Energy and Petroleum Cabinet Secretary, CS Wandayi, has indicated that international oil prices have peaked and begun to level off, with early signs of a downward trend.
Speaking in an interview on Monday, June 15, CS Wandayi noted that if the current diplomatic developments between the United States and Iran remain stable, global crude and refined product prices could continue easing in the coming months.
“If you look at that progression, you will find that the international benchmark price has peaked sometime in April. From May, there’s a level, it’s leveled, and then there’s an indication of it going down. It will definitely go down if that truce holds, I can tell you,” CS Wandayi explained.
“And if that happens, I can tell you again that you will be seeing better and better results.”
According to the energy CS, such movements are already visible in international market data and cannot be concealed, as price changes are immediately reflected in global trading systems.
CS Wandayi Explains How Domestic Prices Are Tied to Monthly Import Cycle
CS Wandayi explained that Kenya’s fuel pricing system is closely linked to monthly import cycles, during which the country imports approximately 600 million liters of petroleum products, including diesel, petrol, and jet fuel.
Also Read: CS Wandayi Reveals Causes of Nairobi Power Outages After Heavy Rains
He stated that local consumption closely matches import volumes, indicating limited buffer stocks.
“What we import in a month is largely what actually is consumed, okay? So we hardly have in excess stocks,” he said.
As a result, international price changes are transmitted to the domestic market within a short period, with adjustments reflected in the next pricing cycle.
One-month lag expected in pump price changes
During the interview, the Cabinet Secretary was asked how quickly Kenyan consumers would feel the impact of lower international fuel prices if the US–Iran understanding leads to a sustained decline in global oil markets.

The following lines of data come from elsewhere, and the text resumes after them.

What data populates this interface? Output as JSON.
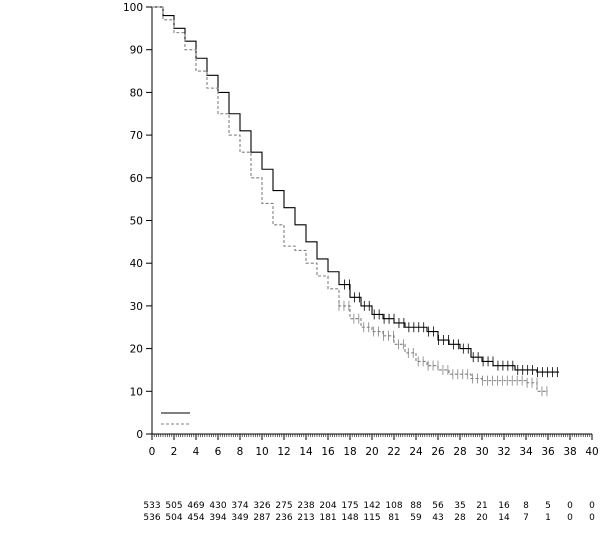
{
  "chart_data": {
    "type": "line",
    "subtype": "kaplan-meier",
    "title": "",
    "xlabel": "",
    "ylabel": "",
    "xlim": [
      0,
      40
    ],
    "ylim": [
      0,
      100
    ],
    "x_ticks": [
      0,
      2,
      4,
      6,
      8,
      10,
      12,
      14,
      16,
      18,
      20,
      22,
      24,
      26,
      28,
      30,
      32,
      34,
      36,
      38,
      40
    ],
    "y_ticks": [
      0,
      10,
      20,
      30,
      40,
      50,
      60,
      70,
      80,
      90,
      100
    ],
    "grid": false,
    "legend": {
      "placement": "bottom-left",
      "entries": [
        {
          "style": "solid",
          "color": "#000000",
          "label": ""
        },
        {
          "style": "dashed",
          "color": "#808080",
          "label": ""
        }
      ]
    },
    "series": [
      {
        "style": "solid",
        "color": "#000000",
        "x": [
          0,
          1,
          2,
          3,
          4,
          5,
          6,
          7,
          8,
          9,
          10,
          11,
          12,
          13,
          14,
          15,
          16,
          17,
          18,
          19,
          20,
          21,
          22,
          23,
          24,
          25,
          26,
          27,
          28,
          29,
          30,
          31,
          32,
          33,
          34,
          35,
          36,
          37
        ],
        "y": [
          100,
          98,
          95,
          92,
          88,
          84,
          80,
          75,
          71,
          66,
          62,
          57,
          53,
          49,
          45,
          41,
          38,
          35,
          32,
          30,
          28,
          27,
          26,
          25,
          25,
          24,
          22,
          21,
          20,
          18,
          17,
          16,
          16,
          15,
          15,
          14.5,
          14.5,
          14.5
        ]
      },
      {
        "style": "dashed",
        "color": "#808080",
        "x": [
          0,
          1,
          2,
          3,
          4,
          5,
          6,
          7,
          8,
          9,
          10,
          11,
          12,
          13,
          14,
          15,
          16,
          17,
          18,
          19,
          20,
          21,
          22,
          23,
          24,
          25,
          26,
          27,
          28,
          29,
          30,
          31,
          32,
          33,
          34,
          35,
          36
        ],
        "y": [
          100,
          97,
          94,
          90,
          85,
          81,
          75,
          70,
          66,
          60,
          54,
          49,
          44,
          43,
          40,
          37,
          34,
          30,
          27,
          25,
          24,
          23,
          21,
          19,
          17,
          16,
          15,
          14,
          14,
          13,
          12.5,
          12.5,
          12.5,
          12.5,
          12,
          10,
          10
        ]
      }
    ],
    "risk_table": {
      "times": [
        0,
        2,
        4,
        6,
        8,
        10,
        12,
        14,
        16,
        18,
        20,
        22,
        24,
        26,
        28,
        30,
        32,
        34,
        36,
        38,
        40
      ],
      "rows": [
        [
          "533",
          "505",
          "469",
          "430",
          "374",
          "326",
          "275",
          "238",
          "204",
          "175",
          "142",
          "108",
          "88",
          "56",
          "35",
          "21",
          "16",
          "8",
          "5",
          "0",
          "0"
        ],
        [
          "536",
          "504",
          "454",
          "394",
          "349",
          "287",
          "236",
          "213",
          "181",
          "148",
          "115",
          "81",
          "59",
          "43",
          "28",
          "20",
          "14",
          "7",
          "1",
          "0",
          "0"
        ]
      ]
    }
  }
}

Also Read: EPRA Announces Reduction of Petrol and Diesel Prices for June/July Cycle
The interviewer also sought clarification on how long it takes for changes in global fuel markets to be reflected at local petrol stations.
In response, Wandayi said improvements in the international market would be felt locally within a short period.
“And therefore, as the improvements happen in the international market, those improvements will be felt not so long from now,” he stated
The interviewer then asked whether Kenya is essentially only a month behind international fuel market movements.
Wandayi agreed, replying “Correct” when asked whether the country should be only a month behind and whether both international fuel price gains and shocks should be reflected locally within the same timeframe.
EPRA Announces Reduction of Petrol and Diesel Prices for June/July Cycle
The Energy and Petroleum Regulatory Authority (EPRA) has announced revised maximum retail prices for petroleum products in accordance with Section 101(y) of the Petroleum Act, 2019 and Legal Notice No. 192 of 2022. The new prices will apply from 15 June 2026 to 14 July 2026.
During the review period, Super Petrol has decreased by KSh 0.22 per litre while Diesel has dropped by KSh 10.00 per litre. The price of Kerosene remains unchanged.
In Nairobi, Super Petrol will retail at KSh 214.03, Diesel at KSh 222.86, and Kerosene at KSh 191.38 effective midnight for the next 30 days.
According to EPRA, the prices include Value Added Tax (VAT) as provided under the VAT Act, 2013, the Finance Act, 2023, the Tax Laws (Amendment) Act 2024, and excise duty adjustments based on inflation under Legal Notice No. 194 of 2020.
Additionally, the authority stated that the government will also subsidize diesel and kerosene through the Petroleum Development Levy (PDL) Fund, allocating approximately KSh 10 billion to cushion consumers in the current pricing cycle.